Exporting Private Key and Root CA from old Hashicorp Vault cluster to a new one.

📝 Introduction: The Challenge We Faced

Today I'll be demonstrating to you how you can migrate your existing Private Key and Root CA from an old Hashicorp Vault cluster to a new one in a secure and safe way. Below I'll explain some of the challenges we faced and the reason we had to carry this piece of work out.

Our organisation relied heavily on HashiCorp Vault to manage secrets and provide PKI (Public Key Infrastructure) services across our development and production environments. However, we found ourselves in an increasingly precarious position - our Vault deployment was running version 0.8.1, released in 2017 and several major versions behind the current release.

Lastly, we have installed HashiCorp Vault on 3 VM's. This was for setting up Raft Replication which I will cover in a later blog post.

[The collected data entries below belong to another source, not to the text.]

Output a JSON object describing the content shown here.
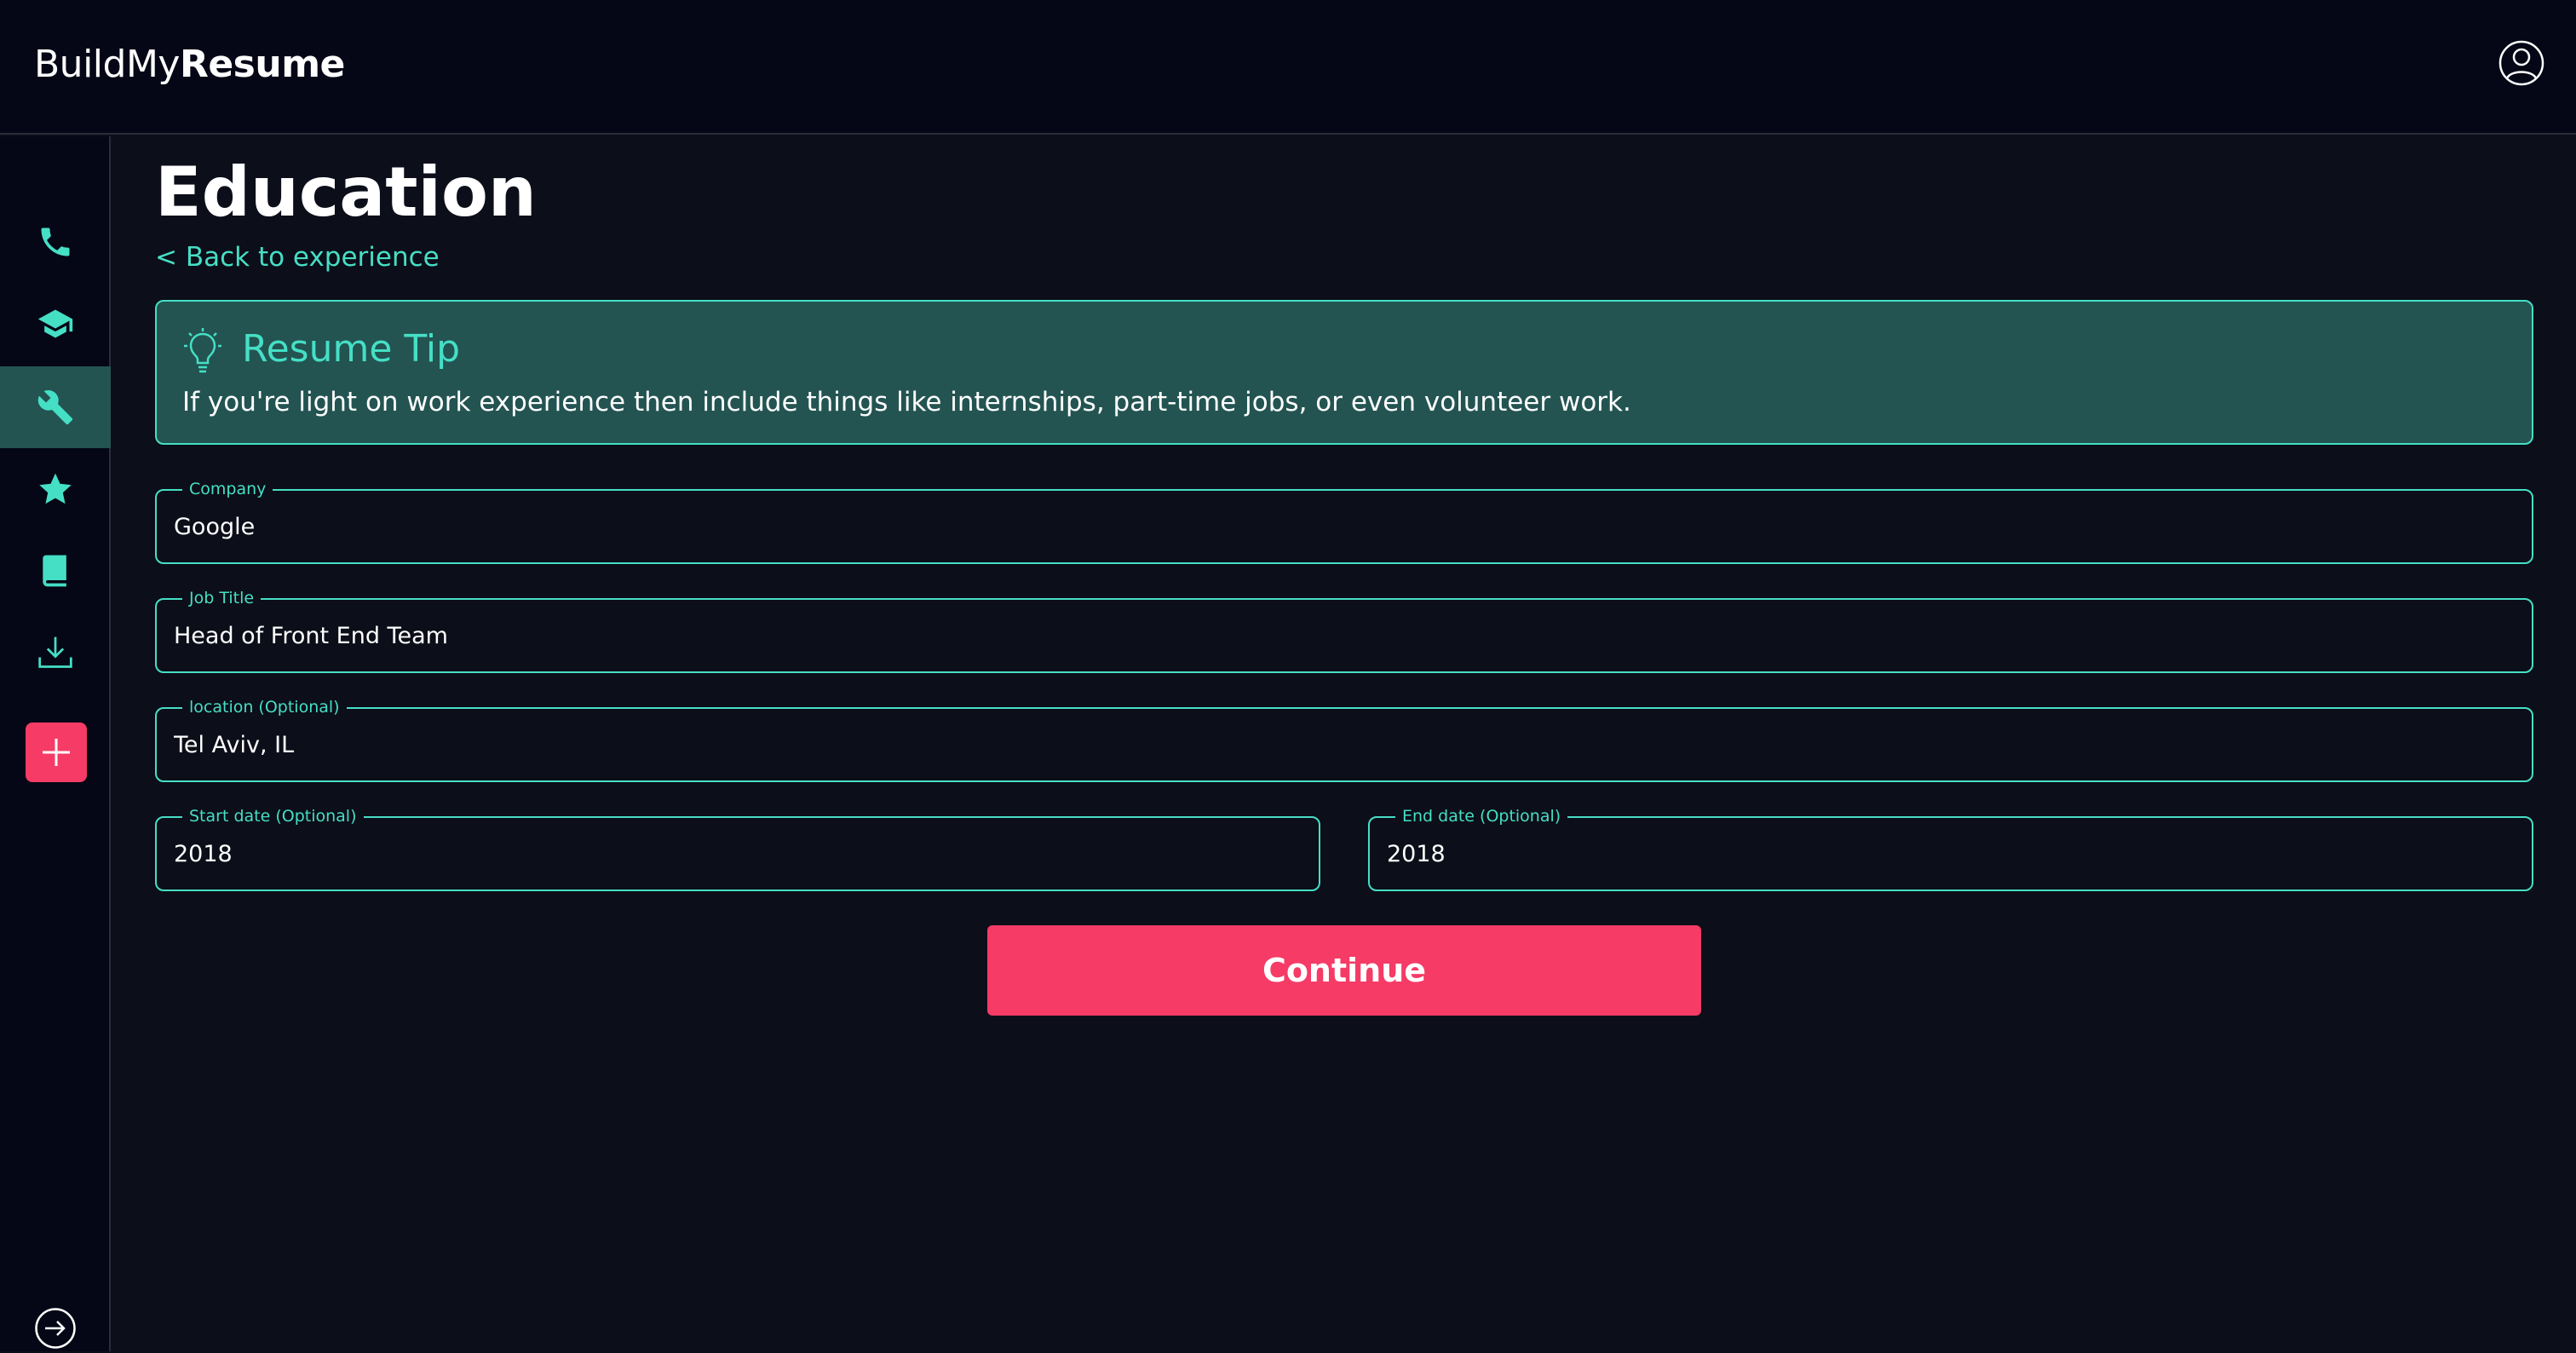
{
  "app": {
    "logo_light": "BuildMy",
    "logo_bold": "Resume"
  },
  "colors": {
    "accent": "#45dfc5",
    "primary_button": "#f53b66",
    "tip_background": "#235452",
    "header_background": "#050716",
    "page_background": "#0c0e19"
  },
  "header": {
    "account_icon": "user-circle-icon"
  },
  "sidebar": {
    "items": [
      {
        "icon": "phone-icon",
        "active": false
      },
      {
        "icon": "graduation-cap-icon",
        "active": false
      },
      {
        "icon": "wrench-icon",
        "active": true
      },
      {
        "icon": "star-icon",
        "active": false
      },
      {
        "icon": "book-icon",
        "active": false
      },
      {
        "icon": "download-icon",
        "active": false
      }
    ],
    "add_icon": "plus-icon",
    "logout_icon": "arrow-right-circle-icon"
  },
  "main": {
    "title": "Education",
    "back_link": "< Back to experience",
    "tip": {
      "icon": "lightbulb-icon",
      "title": "Resume Tip",
      "text": "If you're light on work experience then include things like internships, part-time jobs, or even volunteer work."
    },
    "form": {
      "company": {
        "label": "Company",
        "value": "Google"
      },
      "job_title": {
        "label": "Job Title",
        "value": "Head of Front End Team"
      },
      "location": {
        "label": "location (Optional)",
        "value": "Tel Aviv, IL"
      },
      "start_date": {
        "label": "Start date (Optional)",
        "value": "2018"
      },
      "end_date": {
        "label": "End date (Optional)",
        "value": "2018"
      }
    },
    "continue_label": "Continue"
  }
}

This outdated version posed significant risks:

Security vulnerabilities that had been patched in newer versions
Missing critical features required for our evolving infrastructure
Limited support options as HashiCorp focused on newer releases
Compliance concerns as security audits flagged the outdated software

Our Migration Approach: Clone, Test, Migrate

Rather than risking our existing environment which was live, we developed a three-phase strategy which included taking backups of the existing VM's that Vault ran on, and restoring these onto separate VM's for the migration. Below is the approach we took:

Clone the existing environment to create a safe testing ground
Incrementally upgrade the cloned Vault instance
Extract the Root CA/Private Key into files we migrated over to the new VM's
Import the Root CA/Private key into the new VM's running Vault
Validate the migration before switching production traffic

This approach allowed us to experiment freely without endangering our production infrastructure.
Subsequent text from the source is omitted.